I was in a hurry to get to Ben-Gurion, but
she said not to worry. “You won’t find a big line at check-in.
Israelis line up at Duty Free.”
On my return flight to New York, former UN
Ambassador Dore Gold, Prime Minister Ariel Sharon’s
spokesperson, settles into first class with five other star power
types, while I make my way to the economy section with 238 other
frugal travelers.
I don’t mind. The airline’s new Boeing
777-200 aircraft has spacious seats, unlike the 747 whose seats
are really cramped.

Eliezer
Chebach, rear left, with his flight
attendants, including Efrat
Aharoni,
right with tray. |
Eliezer Chebach, 55, the manager of inflight
service aboard Flight 001, introduces me to his cabin crew of 14.

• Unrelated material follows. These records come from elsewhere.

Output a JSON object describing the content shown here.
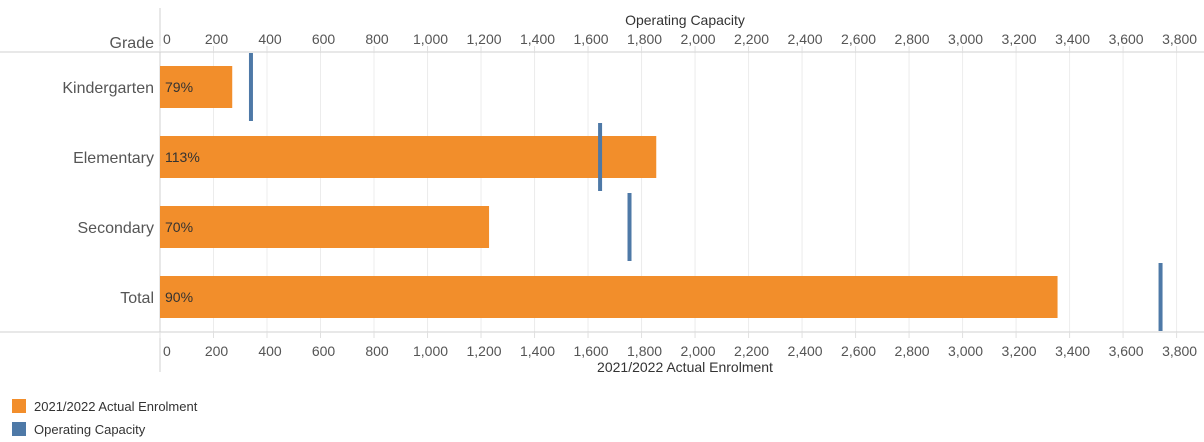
{
  "chart_data": {
    "type": "bar",
    "orientation": "horizontal",
    "category_axis_title": "Grade",
    "top_axis_title": "Operating Capacity",
    "bottom_axis_title": "2021/2022 Actual Enrolment",
    "categories": [
      "Kindergarten",
      "Elementary",
      "Secondary",
      "Total"
    ],
    "series": [
      {
        "name": "2021/2022 Actual Enrolment",
        "values": [
          270,
          1855,
          1230,
          3355
        ],
        "data_labels": [
          "79%",
          "113%",
          "70%",
          "90%"
        ],
        "color": "#F28E2B"
      },
      {
        "name": "Operating Capacity",
        "values": [
          340,
          1645,
          1755,
          3740
        ],
        "color": "#4E79A7"
      }
    ],
    "xlim": [
      0,
      3880
    ],
    "x_ticks": [
      "0",
      "200",
      "400",
      "600",
      "800",
      "1,000",
      "1,200",
      "1,400",
      "1,600",
      "1,800",
      "2,000",
      "2,200",
      "2,400",
      "2,600",
      "2,800",
      "3,000",
      "3,200",
      "3,400",
      "3,600",
      "3,800"
    ],
    "tick_values": [
      0,
      200,
      400,
      600,
      800,
      1000,
      1200,
      1400,
      1600,
      1800,
      2000,
      2200,
      2400,
      2600,
      2800,
      3000,
      3200,
      3400,
      3600,
      3800
    ],
    "grid": true,
    "legend_position": "bottom-left"
  }
}
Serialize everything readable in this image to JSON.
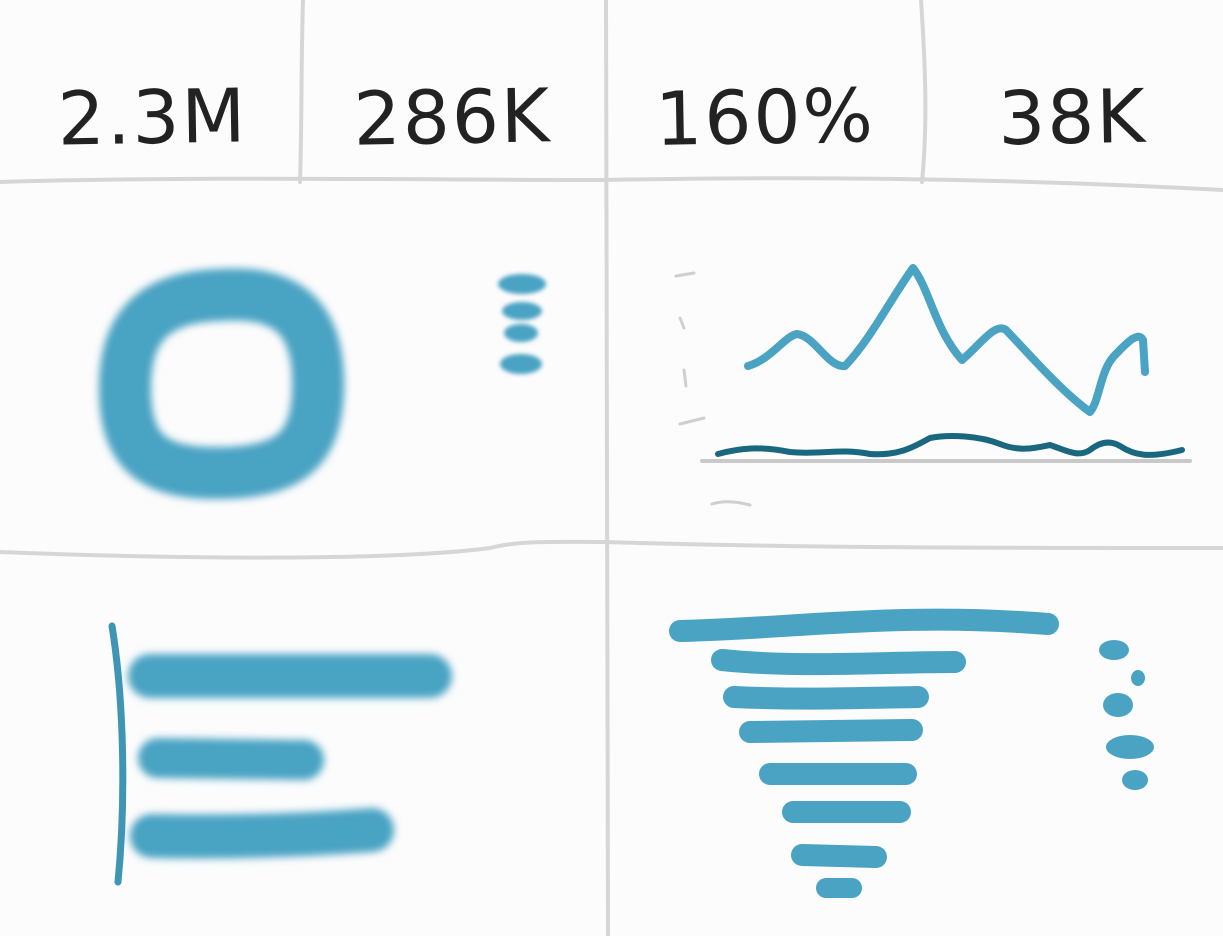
{
  "kpis": [
    {
      "label": "2.3M"
    },
    {
      "label": "286K"
    },
    {
      "label": "160%"
    },
    {
      "label": "38K"
    }
  ],
  "colors": {
    "accent": "#4aa3c3",
    "accent_dark": "#1a6880",
    "grid": "#d6d6d6",
    "text": "#222222"
  }
}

They are mainly students, working as flight attendants for five
years when “they make good money and see the world.”
There are other perks. Flight attendant Efrat
Aharoni says she fell in love with a passenger and is now married
two years.
Chebach shows no fear of the situation on the
ground.
“During all these terrorist attacks,” he
says, “we survived due to our superior security procedures.”